After the data is stored, the Data Scientist has to go through the data and clean it. Data Processing (Cleansing) is the process of ensuring that your data is correct, consistent and useable. Common inaccuracies in data include missing values and typographical errors. Improving data quality is critical for this step, and so the data should be validated with all the rules that make sense for the specific data. Other important things to understand are if there is missing data one can get from another source, and if there is uniformity in the data that can be converted to the same units/measures. The Data Scientist must also check the accuracy and consistency of the data with other data sets and real values. Normally a process is created (using python scripts, R or other tools) to go through the data searching for unexpected or incorrect data, cleaning it by fixing it or removing it, checking the data again, then reporting the changes and the quality of the current data to work with.
Data mining is the process of finding patterns, anomalies and correlations in data to solve problems through data analysis. Additionally, data mining techniques are used to build machine learning (ML) models that power applications such as search engine algorithms and recommendation systems.
Mathematical/statistic models are used to find patterns in the data using data tools. There are a lot of libraries in python or R that make a lot of these tools available, such as Tensorflow. Some examples of techniques include:
- Sequence or Path Analysis looks for patterns where one event leads to another later event.
- Clustering is able to find and group data sets in ways that were previously unknown. Clustering groups are aggregated based on how similar they are to each other.
- Classification looks for new patterns and might result in a change in the way the data is organized. These algorithms predict classifications based on multiple features.

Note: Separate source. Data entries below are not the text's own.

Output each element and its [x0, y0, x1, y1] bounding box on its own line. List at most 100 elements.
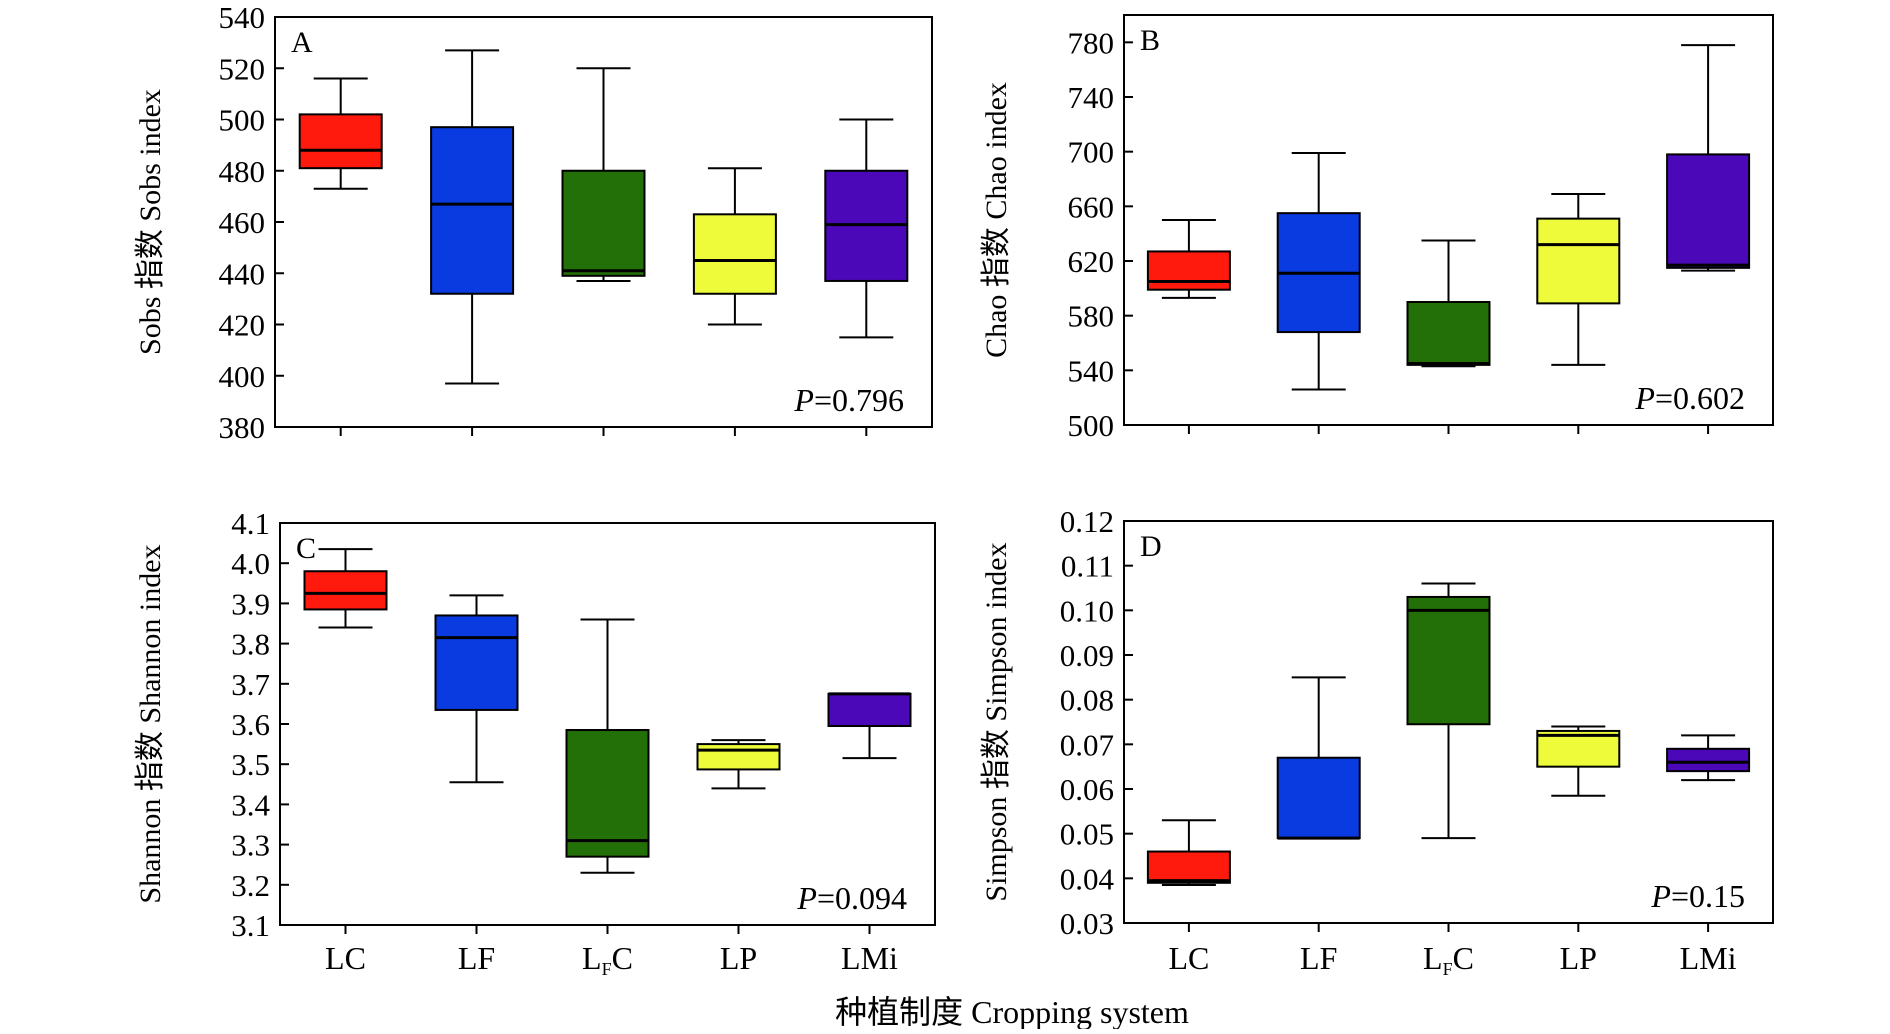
box-body: [430, 126, 515, 295]
category-main: L: [582, 940, 602, 976]
box-LF: [430, 49, 515, 385]
box-LMi: [1666, 44, 1751, 272]
y-tick-label: 0.08: [1060, 683, 1114, 718]
p-value-number: =0.094: [817, 880, 907, 916]
x-category-label: LF: [458, 940, 495, 976]
x-category-label: LMi: [1680, 940, 1737, 976]
box-LF: [434, 594, 519, 784]
box-LP: [1536, 193, 1621, 366]
panels: 380400420440460480500520540AP=0.796Sobs …: [134, 0, 1774, 943]
y-tick-label: 460: [219, 205, 266, 240]
y-tick-label: 620: [1068, 244, 1115, 279]
p-value-symbol: P: [796, 880, 817, 916]
box-body: [696, 743, 781, 771]
y-tick-label: 0.12: [1060, 504, 1114, 539]
y-tick-label: 440: [219, 256, 266, 291]
y-axis-title: Sobs 指数 Sobs index: [134, 89, 167, 355]
y-tick-label: 380: [219, 410, 266, 445]
x-category-label: LFC: [1423, 940, 1474, 979]
x-category-label: LF: [1300, 940, 1337, 976]
panel-letter: A: [291, 26, 313, 59]
box-body: [1536, 217, 1621, 305]
p-value: P=0.094: [796, 880, 907, 916]
box-LP: [696, 739, 781, 790]
category-main: LMi: [841, 940, 898, 976]
y-tick-label: 3.9: [231, 586, 270, 621]
category-tail: C: [612, 940, 633, 976]
box-LFC: [1406, 239, 1491, 368]
category-main: LC: [325, 940, 366, 976]
y-tick-label: 0.07: [1060, 727, 1114, 762]
x-category-label: LP: [1560, 940, 1597, 976]
box-LMi: [824, 118, 909, 339]
x-category-label: LC: [1168, 940, 1209, 976]
box-LFC: [565, 618, 650, 874]
panel-B: 500 540 580 620 660 700 740 780 B P=0.602 Chao 指数 …: [980, 14, 1774, 443]
y-tick-label: 3.2: [231, 868, 270, 903]
y-tick-label: 4.0: [231, 546, 270, 581]
y-tick-label: 0.03: [1060, 906, 1114, 941]
y-tick-label: 660: [1068, 189, 1115, 224]
panel-C: 3.1 3.2 3.3 3.4 3.5 3.6 3.7 3.8 3.9 4.0 4.1 C P=0.09…: [134, 506, 936, 943]
y-tick-label: 580: [1068, 299, 1115, 334]
y-tick-label: 0.04: [1060, 861, 1115, 896]
box-body: [303, 570, 388, 611]
y-tick-label: 700: [1068, 135, 1115, 170]
box-body: [1666, 153, 1751, 269]
box-body: [692, 213, 777, 295]
p-value: P=0.796: [793, 382, 904, 418]
box-body: [298, 113, 383, 170]
category-main: L: [1423, 940, 1443, 976]
box-body: [1146, 850, 1231, 884]
p-value: P=0.15: [1650, 878, 1745, 914]
y-tick-label: 0.10: [1060, 593, 1114, 628]
y-tick-label: 420: [219, 308, 266, 343]
x-category-label: LC: [325, 940, 366, 976]
y-axis-title: Shannon 指数 Shannon index: [134, 544, 167, 903]
x-category-label: LFC: [582, 940, 633, 979]
p-value-symbol: P: [793, 382, 814, 418]
box-LP: [692, 167, 777, 326]
p-value-number: =0.602: [1655, 380, 1745, 416]
x-category-label: LP: [720, 940, 757, 976]
y-tick-label: 0.05: [1060, 817, 1114, 852]
category-main: LMi: [1680, 940, 1737, 976]
y-tick-label: 3.4: [231, 787, 270, 822]
y-tick-label: 3.1: [231, 908, 270, 943]
box-LC: [298, 77, 383, 190]
category-main: LF: [458, 940, 495, 976]
panel-A: 380 400 420 440 460 480 500 520 540 A P=0.796 Sobs …: [134, 0, 933, 445]
panel-letter: C: [296, 532, 316, 565]
box-LP: [1536, 725, 1621, 797]
x-axis-title: 种植制度 Cropping system: [835, 994, 1189, 1029]
box-body: [561, 169, 646, 277]
category-main: LC: [1168, 940, 1209, 976]
y-tick-label: 540: [219, 0, 266, 35]
x-category-label: LMi: [841, 940, 898, 976]
category-subscript: F: [602, 959, 612, 979]
y-tick-label: 480: [219, 154, 266, 189]
box-LMi: [1666, 734, 1751, 782]
x-category-labels: LC LF LFC LP LMi LC LF LFC LP LMi: [325, 940, 1737, 979]
box-LF: [1276, 676, 1361, 840]
y-tick-label: 3.5: [231, 747, 270, 782]
y-tick-label: 500: [1068, 408, 1115, 443]
category-main: LP: [1560, 940, 1597, 976]
box-LC: [303, 548, 388, 629]
p-value-symbol: P: [1634, 380, 1655, 416]
y-tick-label: 3.8: [231, 627, 270, 662]
category-tail: C: [1453, 940, 1474, 976]
box-body: [434, 614, 519, 711]
panel-letter: B: [1140, 24, 1160, 57]
box-body: [1406, 301, 1491, 366]
panel-D: 0.03 0.04 0.05 0.06 0.07 0.08 0.09 0.10 0.11 0.12…: [980, 504, 1774, 941]
y-tick-label: 500: [219, 103, 266, 138]
p-value: P=0.602: [1634, 380, 1745, 416]
box-LC: [1146, 819, 1231, 887]
panel-letter: D: [1140, 530, 1162, 563]
y-tick-label: 3.6: [231, 707, 270, 742]
box-body: [827, 692, 912, 728]
y-tick-label: 0.09: [1060, 638, 1114, 673]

In the end, the results are evaluated and compared to business objectives. Businesses can learn more about their customers and develop more effective strategies related to various business functions and in turn leverage resources in a more optimal and insightful manner. This helps businesses be closer to their objectives and make better decisions.
Visualization - Reporting
Findings are communicated through Reporting and Monitoring so key resources of the business can understand the results in a clear and concise manner. Monitoring usually provides an alert or warning for a specific point in time, while Reporting typically displays information in an organized manner. A report usually takes the shape of a table, graph, or chart. In the field of information technology, reporting is divided into two types: executive and operational. Operational reporting presents information that tends to be more technical and detailed. Executive reporting tends to be of a broader or higher-level perspective and is generally used to educate managers about financial decisions.